O Lord, bring back the one who is faint with love
Isaac Ibn Ghiyath
Mid- to Late 11th Century
O Lord, bring back the one who is faint with love, who constantly bewails the broken pledge.
The day her beloved forsook her, she refused all comfort. She put her hands on her head and silently submitted to the hands of her enslaver. She has been wayward; she has carved her home in the treacherous cliffs of time. For this her eyes grow dim with…

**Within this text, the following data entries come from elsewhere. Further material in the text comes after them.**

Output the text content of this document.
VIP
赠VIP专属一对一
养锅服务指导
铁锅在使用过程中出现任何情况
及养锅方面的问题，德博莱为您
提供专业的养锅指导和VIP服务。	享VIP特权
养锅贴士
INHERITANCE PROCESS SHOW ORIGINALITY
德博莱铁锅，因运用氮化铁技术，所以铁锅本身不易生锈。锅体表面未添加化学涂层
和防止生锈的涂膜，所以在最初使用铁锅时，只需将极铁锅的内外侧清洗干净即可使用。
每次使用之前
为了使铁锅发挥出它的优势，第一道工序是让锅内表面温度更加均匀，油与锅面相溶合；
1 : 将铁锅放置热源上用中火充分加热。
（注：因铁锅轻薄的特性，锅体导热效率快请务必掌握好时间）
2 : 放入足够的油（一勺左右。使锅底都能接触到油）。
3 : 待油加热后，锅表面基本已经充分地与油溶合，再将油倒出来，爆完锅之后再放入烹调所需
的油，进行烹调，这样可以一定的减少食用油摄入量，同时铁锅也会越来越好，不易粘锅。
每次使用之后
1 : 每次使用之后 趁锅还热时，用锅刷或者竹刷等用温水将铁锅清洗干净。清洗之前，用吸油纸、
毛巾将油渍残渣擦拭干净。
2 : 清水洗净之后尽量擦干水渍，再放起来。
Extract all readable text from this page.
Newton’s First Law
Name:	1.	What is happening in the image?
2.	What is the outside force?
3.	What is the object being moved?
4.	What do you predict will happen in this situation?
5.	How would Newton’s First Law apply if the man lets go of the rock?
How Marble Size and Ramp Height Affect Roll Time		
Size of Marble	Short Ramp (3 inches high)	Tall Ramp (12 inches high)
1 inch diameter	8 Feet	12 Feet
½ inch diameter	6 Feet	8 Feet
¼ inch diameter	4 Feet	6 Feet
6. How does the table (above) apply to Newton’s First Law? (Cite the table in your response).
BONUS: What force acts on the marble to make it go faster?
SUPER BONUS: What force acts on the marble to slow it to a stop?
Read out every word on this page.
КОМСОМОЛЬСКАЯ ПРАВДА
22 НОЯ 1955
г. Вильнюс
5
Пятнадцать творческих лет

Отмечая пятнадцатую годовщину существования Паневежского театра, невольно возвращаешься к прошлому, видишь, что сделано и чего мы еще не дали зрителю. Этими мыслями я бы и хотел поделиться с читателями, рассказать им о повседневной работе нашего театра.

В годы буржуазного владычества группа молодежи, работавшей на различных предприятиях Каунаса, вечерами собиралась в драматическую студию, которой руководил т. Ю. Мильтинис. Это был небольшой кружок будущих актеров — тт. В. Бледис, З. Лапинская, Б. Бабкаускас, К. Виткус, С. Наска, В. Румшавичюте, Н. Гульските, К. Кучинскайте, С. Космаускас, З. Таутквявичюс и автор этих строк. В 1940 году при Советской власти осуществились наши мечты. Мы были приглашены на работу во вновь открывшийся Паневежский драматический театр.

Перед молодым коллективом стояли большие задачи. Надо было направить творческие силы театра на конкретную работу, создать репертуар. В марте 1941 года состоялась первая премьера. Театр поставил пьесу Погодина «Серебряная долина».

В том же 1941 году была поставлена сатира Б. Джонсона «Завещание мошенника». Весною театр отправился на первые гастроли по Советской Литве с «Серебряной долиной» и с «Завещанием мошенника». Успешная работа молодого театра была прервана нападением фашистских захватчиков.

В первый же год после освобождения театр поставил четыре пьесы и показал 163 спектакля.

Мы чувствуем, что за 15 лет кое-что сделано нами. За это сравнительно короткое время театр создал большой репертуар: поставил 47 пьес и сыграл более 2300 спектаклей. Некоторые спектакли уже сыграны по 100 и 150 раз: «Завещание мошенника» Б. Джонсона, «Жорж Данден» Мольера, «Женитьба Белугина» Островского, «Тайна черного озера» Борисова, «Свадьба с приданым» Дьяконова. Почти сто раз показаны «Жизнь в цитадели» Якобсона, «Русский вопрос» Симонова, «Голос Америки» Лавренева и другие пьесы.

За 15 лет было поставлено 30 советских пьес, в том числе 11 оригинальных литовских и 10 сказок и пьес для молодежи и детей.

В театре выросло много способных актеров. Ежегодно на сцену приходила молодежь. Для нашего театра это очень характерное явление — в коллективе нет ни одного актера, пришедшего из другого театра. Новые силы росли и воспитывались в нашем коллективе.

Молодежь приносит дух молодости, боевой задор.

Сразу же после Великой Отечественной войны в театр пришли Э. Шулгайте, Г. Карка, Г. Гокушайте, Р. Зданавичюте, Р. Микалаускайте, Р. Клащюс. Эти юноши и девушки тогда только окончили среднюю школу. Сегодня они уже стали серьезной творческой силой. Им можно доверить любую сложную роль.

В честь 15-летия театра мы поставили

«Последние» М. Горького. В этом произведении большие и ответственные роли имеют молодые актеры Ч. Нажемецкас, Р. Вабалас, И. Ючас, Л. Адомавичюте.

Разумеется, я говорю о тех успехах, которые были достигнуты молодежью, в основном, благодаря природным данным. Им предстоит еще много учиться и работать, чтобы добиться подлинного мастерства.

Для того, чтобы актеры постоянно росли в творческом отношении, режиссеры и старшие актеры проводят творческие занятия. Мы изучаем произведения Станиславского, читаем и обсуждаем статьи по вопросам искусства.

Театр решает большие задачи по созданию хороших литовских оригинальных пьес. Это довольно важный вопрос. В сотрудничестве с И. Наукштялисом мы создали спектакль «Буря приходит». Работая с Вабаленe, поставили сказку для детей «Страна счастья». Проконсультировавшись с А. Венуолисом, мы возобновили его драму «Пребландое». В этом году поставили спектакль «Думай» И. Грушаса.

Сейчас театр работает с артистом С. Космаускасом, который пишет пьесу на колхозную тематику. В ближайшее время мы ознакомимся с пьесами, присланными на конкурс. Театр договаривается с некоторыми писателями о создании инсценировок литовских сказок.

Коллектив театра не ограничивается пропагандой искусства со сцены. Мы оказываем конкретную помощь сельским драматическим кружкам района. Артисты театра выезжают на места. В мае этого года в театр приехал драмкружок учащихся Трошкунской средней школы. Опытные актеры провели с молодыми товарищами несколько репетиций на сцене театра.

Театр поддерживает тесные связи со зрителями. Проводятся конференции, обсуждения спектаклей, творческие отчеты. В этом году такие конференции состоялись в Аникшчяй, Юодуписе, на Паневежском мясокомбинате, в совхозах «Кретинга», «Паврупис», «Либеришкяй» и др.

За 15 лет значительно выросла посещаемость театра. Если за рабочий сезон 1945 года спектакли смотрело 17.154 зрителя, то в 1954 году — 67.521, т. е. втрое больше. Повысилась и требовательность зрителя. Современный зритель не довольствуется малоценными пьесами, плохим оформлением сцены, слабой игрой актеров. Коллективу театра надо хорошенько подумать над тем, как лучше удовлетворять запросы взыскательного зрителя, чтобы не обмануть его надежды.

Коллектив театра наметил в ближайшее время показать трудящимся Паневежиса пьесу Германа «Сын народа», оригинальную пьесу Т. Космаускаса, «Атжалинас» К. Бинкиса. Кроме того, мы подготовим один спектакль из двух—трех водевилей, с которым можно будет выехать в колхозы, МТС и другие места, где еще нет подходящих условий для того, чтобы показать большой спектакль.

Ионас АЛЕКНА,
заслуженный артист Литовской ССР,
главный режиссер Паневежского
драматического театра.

This poem was written in the form of a muwashshaḥ, or “girdle poem” (shir ezor), a strophic form with a complex rhyming pattern that first appeared in al-Andalus (Muslim Spain) among Arabic and Hebrew poets. This form was initially used for secular poetry, but soon Hebrew poets began to compose religious and even liturgical poems using it. This example plays cleverly on the traditional allegory of the Song of Songs as depicting the love between the people of Israel (the female lover) and God (the male beloved). The translator has formatted the poem as prose paragraphs.
Related Guide
Early Medieval Liturgical Poetry (Piyyut)
Creator Bio
Isaac Ibn Ghiyath
Isaac ben Judah Ibn Ghiyath was a leader of Andalusi Jewry and an accomplished poet, halakhist, and exegete. The descendant of an old Jewish family of Lucena, a Spanish city with a large Jewish population at the time, Ibn Ghiyath came to head the academy there after the death of Isaac al-Fāsī (Rif) and wrote a treatise on the laws of the festivals as well as a commentary on the Talmud. His piyyutim, which incorporate scientific and philosophical concepts, were significant early steps toward the use of Hebrew for scientific writing. His halakhic writings drew from both geonic and Andalusi authorities, particularly Samuel ha-Nagid (993–1056).